# Pipe Sale Final Part 1



## MattT (May 31, 2017)

Going to release a decent amount of baccy here. I've been finding myself piping less and less. While I've certainly enjoyed the experience and all of the assistance from other BOTL'S on here pushing me down another rabbit hole, I feel it's time for me to exit piping and buy more cigars.

That being said, this would probably be a good starter package for anyone looking to get into it, or for someone looking to stock up. My preference is to sell it all at once.

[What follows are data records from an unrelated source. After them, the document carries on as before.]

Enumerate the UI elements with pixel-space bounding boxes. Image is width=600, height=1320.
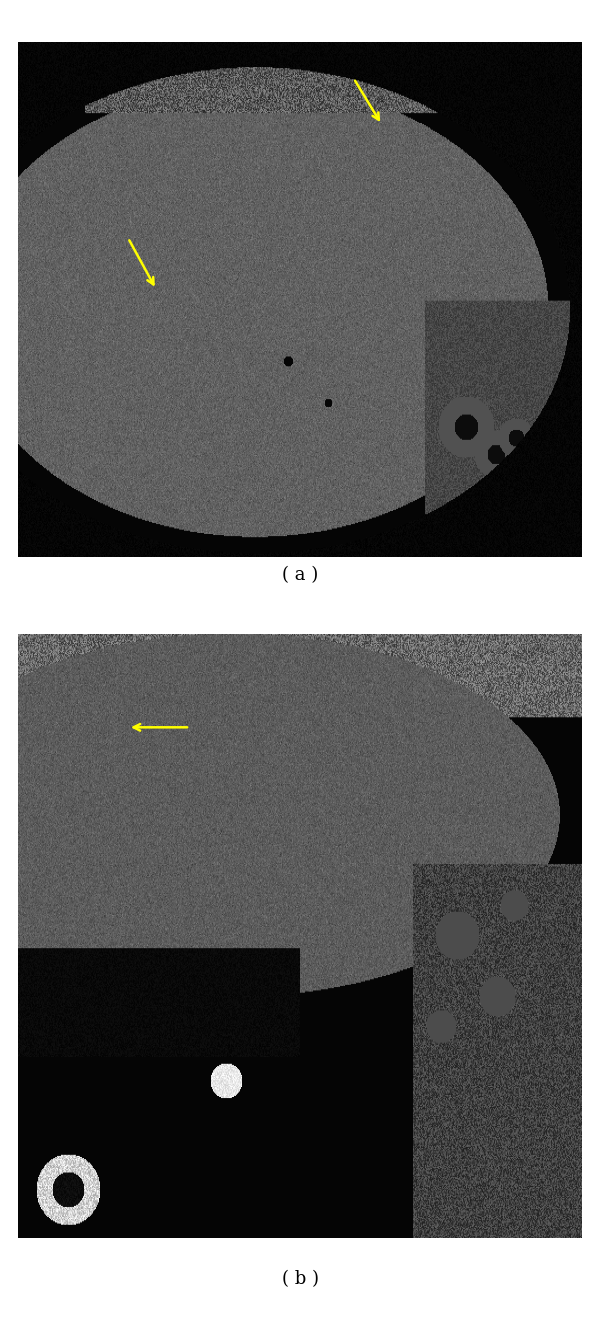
Text: ( a ): ( a )	[282, 566, 318, 585]
Text: ( b ): ( b )	[281, 1270, 319, 1288]
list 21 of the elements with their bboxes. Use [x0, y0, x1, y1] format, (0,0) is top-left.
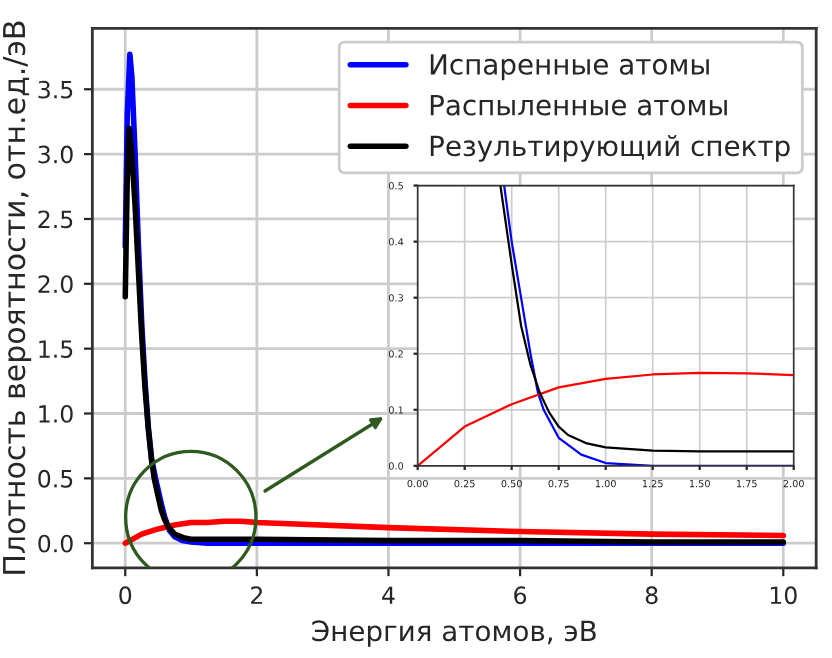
legend-label: Результирующий спектр: [430, 134, 790, 162]
legend-label: Испаренные атомы: [430, 54, 709, 81]
y-tick-label: 0.5: [38, 469, 73, 488]
x-tick-label: 6: [514, 586, 527, 605]
y-tick-label: 1.0: [39, 404, 73, 423]
x-tick-label: 4: [382, 586, 395, 604]
legend-label: Распыленные атомы: [430, 94, 727, 116]
y-tick-label: 2.5: [38, 210, 73, 229]
x-tick-label: 8: [645, 586, 658, 605]
x-tick-label: 0: [119, 586, 132, 605]
line-series: [122, 125, 787, 545]
y-tick-label: 1.5: [39, 340, 73, 358]
y-axis-title: Плотность вероятности, отн.ед./эВ: [3, 21, 32, 574]
line-series: [122, 518, 787, 546]
x-axis-title: Энергия атомов, эВ: [312, 620, 596, 647]
y-tick-label: 3.0: [38, 145, 73, 164]
y-tick-label: 3.5: [38, 80, 73, 99]
y-tick-label: 2.0: [38, 275, 73, 294]
y-tick-label: 0.0: [38, 534, 73, 553]
x-tick-label: 10: [770, 586, 797, 605]
x-tick-label: 2: [251, 586, 263, 604]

Price is $300 including shipping to the lower 48. PayPal F&F.

Sealed Tins

2019 Warped Kings Stride ×2
2019 Warped The Haunting x2
2018 C&D Haunted Bookshop
2018 C&D Billy Budd
2019 C&D Small Batch Carolina Red Flake
2018 D&R Racoons Delight
2015 H&H Bold Kentucky
2018 H&H Magnum Opus
2018 Dunhill Nightcap
2019 Cult Blood Red Moon
2019 Samuel Gawith Squadron Leader w/Perique 
2019 Lane 1Q
2019 Orlik Golden Sliced 
2019 Balkan Sobranie
2019 Esoterica Margate x2

Loose Bags

2019 Sutliff Christmas Spice 1 oz.
2018 Cult Blood Red Moon .5 oz.
2017 Sutliff Summer Night 1 oz.
2016 H&H El Nino 1 oz.
2019 Warped Cloud Hopper 1 oz.


Pipes, Stand, & Accessories 

Big Ben Briar Pipe
Custom Briar Pipe (Loose fitting stem)
6ct. Pipe stand with storage
2x 50ct Pipe cleaners
Hard bristle Pipe cleaners
Pipe Reamer
Pipe Nail
Multi Tool




















































Sent from my SM-F916U1 using Tapatalk


----------



## MattT (May 31, 2017)

Bump and lower to $280.

Sent from my SM-F916U1 using Tapatalk


----------



## aliasPiper (Aug 30, 2021)

MattT said:


> Bump and lower to $280.
> 
> Sent from my SM-F916U1 using Tapatalk


Matt,
I just happened upon this forum - you still have this stuff available to sell?
I have been looking for a lot of these blends - and have some money to buy 
are you willing to break this up - or is it for everything as is?
let me know
I.M.


----------



## aliasPiper (Aug 30, 2021)

I'm a 'new user' so I can't PM you directly for some reason - but I'm here


----------